The order of the oxidation reaction of GSH with H₂O₂ was evaluated by fitting three kinetic models, i.e., zero, first and second order [25]. As can be seen in Figure 5 and Figure 6, using both HPLC and SI, the linearity was excellent for the first-order oxidation kinetics model (r > 0.99). In our case, since the oxidant is in great excess, and it is practically not consumed, the reaction follows pseudo-first-order kinetics, with the k values being 0.0180 and 0.0178 min⁻¹, obtained from HPLC and ZF data, respectively.

The slopes of the regression lines of the first-order degradation model were statistically compared, using the Student’s t-test, according to the following equation [26]:

$$t=\frac{b_A-b_B}{s_{b_A-b_B}}$$

(3)

where b_A and b_B are the slopes of the regression lines, and s_bA-bB is the standard error between the difference of the two slopes, which is calculated as follow:

$$s_{b_A-b_B}=\sqrt{\frac{{\left(s_{y,x}^2\right)}_p}{{\left({\displaystyle \sum }{x}^2\right)}_A}+\frac{{\left(s_{y,x}^2\right)}_p}{{\left({\displaystyle \sum }{x}^2\right)}_B}}$$

(4)

where (s²_y,x)_p is the pooled residual mean square, and the subscripts A and B are stated to the regression lines being compared. The calculation of the critical values of t-test was performed by taking into account (n_A − 2) + (n_B − 2) degrees of freedom. The results indicated that no significant difference (at the 95% confidence level) between the two models was observed (t = 0.367 < t_critical).

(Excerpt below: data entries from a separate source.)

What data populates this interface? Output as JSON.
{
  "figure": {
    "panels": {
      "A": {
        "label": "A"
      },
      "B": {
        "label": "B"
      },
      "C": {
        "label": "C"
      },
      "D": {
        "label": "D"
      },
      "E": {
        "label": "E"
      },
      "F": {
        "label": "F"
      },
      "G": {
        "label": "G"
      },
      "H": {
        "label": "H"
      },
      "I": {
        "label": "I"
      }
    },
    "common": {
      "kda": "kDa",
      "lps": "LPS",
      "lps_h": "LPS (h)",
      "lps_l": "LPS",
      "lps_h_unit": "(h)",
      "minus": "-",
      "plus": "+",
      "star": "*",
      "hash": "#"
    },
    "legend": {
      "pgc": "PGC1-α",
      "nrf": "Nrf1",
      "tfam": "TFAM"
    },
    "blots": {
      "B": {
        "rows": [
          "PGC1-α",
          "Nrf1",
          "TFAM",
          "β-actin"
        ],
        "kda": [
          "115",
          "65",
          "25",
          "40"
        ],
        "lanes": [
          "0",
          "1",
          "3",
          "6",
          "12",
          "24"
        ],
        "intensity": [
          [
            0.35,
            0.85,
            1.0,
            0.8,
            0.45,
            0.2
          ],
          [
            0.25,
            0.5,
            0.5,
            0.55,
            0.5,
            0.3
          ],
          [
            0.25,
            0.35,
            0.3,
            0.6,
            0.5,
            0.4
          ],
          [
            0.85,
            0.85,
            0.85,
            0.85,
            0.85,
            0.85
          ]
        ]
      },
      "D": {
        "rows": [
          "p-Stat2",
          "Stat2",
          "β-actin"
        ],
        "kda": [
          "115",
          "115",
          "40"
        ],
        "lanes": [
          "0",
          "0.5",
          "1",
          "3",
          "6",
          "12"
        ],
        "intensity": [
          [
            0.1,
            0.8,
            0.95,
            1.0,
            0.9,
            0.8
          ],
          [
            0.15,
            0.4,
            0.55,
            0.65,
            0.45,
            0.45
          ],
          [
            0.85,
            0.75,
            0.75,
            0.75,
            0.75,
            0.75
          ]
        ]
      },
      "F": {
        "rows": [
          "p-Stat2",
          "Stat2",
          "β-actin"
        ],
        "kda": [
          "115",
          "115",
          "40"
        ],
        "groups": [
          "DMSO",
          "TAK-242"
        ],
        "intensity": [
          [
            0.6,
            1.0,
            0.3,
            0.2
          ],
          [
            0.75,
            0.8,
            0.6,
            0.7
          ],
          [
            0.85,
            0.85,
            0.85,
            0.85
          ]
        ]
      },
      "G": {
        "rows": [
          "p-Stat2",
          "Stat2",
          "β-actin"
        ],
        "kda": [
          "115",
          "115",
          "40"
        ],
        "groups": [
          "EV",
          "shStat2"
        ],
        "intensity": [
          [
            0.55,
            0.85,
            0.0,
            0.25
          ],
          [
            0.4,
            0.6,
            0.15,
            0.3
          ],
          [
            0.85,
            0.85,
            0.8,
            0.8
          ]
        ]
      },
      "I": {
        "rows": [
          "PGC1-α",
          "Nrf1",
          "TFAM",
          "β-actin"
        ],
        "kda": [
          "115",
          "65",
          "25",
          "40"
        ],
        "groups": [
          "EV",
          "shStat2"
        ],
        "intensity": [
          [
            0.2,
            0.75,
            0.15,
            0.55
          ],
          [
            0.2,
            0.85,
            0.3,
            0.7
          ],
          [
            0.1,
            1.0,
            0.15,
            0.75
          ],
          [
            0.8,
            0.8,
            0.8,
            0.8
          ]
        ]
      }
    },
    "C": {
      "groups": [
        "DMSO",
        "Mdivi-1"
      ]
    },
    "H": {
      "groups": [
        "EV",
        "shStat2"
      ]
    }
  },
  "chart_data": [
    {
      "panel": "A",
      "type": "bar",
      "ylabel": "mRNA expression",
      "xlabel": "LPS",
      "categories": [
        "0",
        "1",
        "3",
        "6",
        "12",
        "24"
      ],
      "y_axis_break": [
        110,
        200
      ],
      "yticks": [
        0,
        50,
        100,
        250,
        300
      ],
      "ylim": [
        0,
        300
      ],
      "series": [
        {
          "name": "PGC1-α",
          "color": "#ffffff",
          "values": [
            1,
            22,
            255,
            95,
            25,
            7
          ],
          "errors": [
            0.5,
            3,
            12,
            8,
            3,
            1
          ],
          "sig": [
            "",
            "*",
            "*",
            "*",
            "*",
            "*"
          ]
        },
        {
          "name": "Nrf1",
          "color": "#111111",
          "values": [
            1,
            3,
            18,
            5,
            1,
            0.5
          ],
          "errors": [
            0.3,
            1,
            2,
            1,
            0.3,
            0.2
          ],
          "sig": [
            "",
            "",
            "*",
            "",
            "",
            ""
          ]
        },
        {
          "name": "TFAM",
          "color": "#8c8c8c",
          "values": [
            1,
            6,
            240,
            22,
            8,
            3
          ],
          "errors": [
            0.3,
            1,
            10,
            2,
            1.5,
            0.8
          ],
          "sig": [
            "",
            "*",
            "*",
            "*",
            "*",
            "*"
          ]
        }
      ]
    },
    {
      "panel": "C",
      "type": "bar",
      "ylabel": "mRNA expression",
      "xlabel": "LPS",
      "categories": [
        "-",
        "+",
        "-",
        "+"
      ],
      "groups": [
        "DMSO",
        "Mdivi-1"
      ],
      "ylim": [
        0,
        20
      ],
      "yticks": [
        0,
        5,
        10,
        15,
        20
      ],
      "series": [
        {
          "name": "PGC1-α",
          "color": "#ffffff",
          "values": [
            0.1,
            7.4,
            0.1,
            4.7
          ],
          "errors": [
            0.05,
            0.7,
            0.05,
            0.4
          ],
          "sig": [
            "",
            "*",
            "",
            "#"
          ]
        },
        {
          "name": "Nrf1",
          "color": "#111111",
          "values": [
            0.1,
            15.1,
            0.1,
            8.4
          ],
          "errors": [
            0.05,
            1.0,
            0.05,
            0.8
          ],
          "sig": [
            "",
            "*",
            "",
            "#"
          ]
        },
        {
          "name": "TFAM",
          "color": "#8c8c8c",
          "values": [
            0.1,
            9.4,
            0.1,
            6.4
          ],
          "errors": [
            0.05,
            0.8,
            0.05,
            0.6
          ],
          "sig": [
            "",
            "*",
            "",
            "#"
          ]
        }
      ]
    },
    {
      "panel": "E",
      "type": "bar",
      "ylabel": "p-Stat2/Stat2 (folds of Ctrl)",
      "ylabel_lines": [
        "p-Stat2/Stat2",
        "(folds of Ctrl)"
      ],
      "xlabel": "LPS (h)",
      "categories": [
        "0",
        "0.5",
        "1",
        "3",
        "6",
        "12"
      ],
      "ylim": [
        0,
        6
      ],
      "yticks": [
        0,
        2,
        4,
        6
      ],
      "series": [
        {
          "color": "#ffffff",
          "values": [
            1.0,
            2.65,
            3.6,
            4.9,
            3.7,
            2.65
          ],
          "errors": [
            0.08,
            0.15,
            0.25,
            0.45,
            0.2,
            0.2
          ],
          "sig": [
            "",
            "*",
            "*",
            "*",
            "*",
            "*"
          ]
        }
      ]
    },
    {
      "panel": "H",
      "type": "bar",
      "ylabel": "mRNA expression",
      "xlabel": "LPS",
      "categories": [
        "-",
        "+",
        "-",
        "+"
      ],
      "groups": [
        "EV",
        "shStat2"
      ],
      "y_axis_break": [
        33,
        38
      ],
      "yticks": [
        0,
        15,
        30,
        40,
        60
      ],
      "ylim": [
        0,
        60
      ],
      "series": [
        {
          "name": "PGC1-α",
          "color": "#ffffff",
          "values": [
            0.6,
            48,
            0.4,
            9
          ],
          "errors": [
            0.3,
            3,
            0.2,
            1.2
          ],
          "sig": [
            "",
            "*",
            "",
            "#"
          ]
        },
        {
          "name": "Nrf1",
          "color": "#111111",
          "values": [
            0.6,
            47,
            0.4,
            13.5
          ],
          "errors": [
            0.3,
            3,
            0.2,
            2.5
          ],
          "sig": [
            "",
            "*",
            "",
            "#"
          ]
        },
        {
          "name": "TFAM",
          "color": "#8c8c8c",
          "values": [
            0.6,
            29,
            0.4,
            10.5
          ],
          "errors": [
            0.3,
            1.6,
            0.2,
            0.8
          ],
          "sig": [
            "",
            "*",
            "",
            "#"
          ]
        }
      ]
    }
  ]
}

The t₉₀ (time required to degrade 10% of the drug—often interpreted as the shelf-life under the specific experimental conditions) and t_1/2 (time required to degrade 50% of the drug) values were calculated as follows:

$$t_{1/2}=\frac{ln2}{k}=\frac{0.693}{k}=38.5\min (\mathrm{HPLC})$$

(5)

$$t_{90}=\frac{ln1.11}{k}=\frac{0.104}{k}=5.8\min (\mathrm{HPLC})$$

(6)

and confirmed the instability of GSH under oxidative conditions.

4. Conclusions

In this research project, a simple and green HPLC method with direct UV detection and an automated flow method based on zone fluidics with fluorimetric detection proved to be suitable for the monitoring of the oxidative degradation kinetics of glutathione in its nutraceutical formulations. By using HPLC, both the consumption of GSH and the formation of its main degradation product, GSSG, can be monitored simultaneously. Both methods offer satisfactory analytical figures of merit for the intended purpose. Almost 95% GSH was degraded fast by 3% w/v H₂O₂ within 180 min, with GSSG being the predominant product (70%). Mass balance indicated that the oxidation pathway is more complicated and that additional oxidation products are formed. The oxidation degradation proved to follow pseudo-first-order reaction kinetics.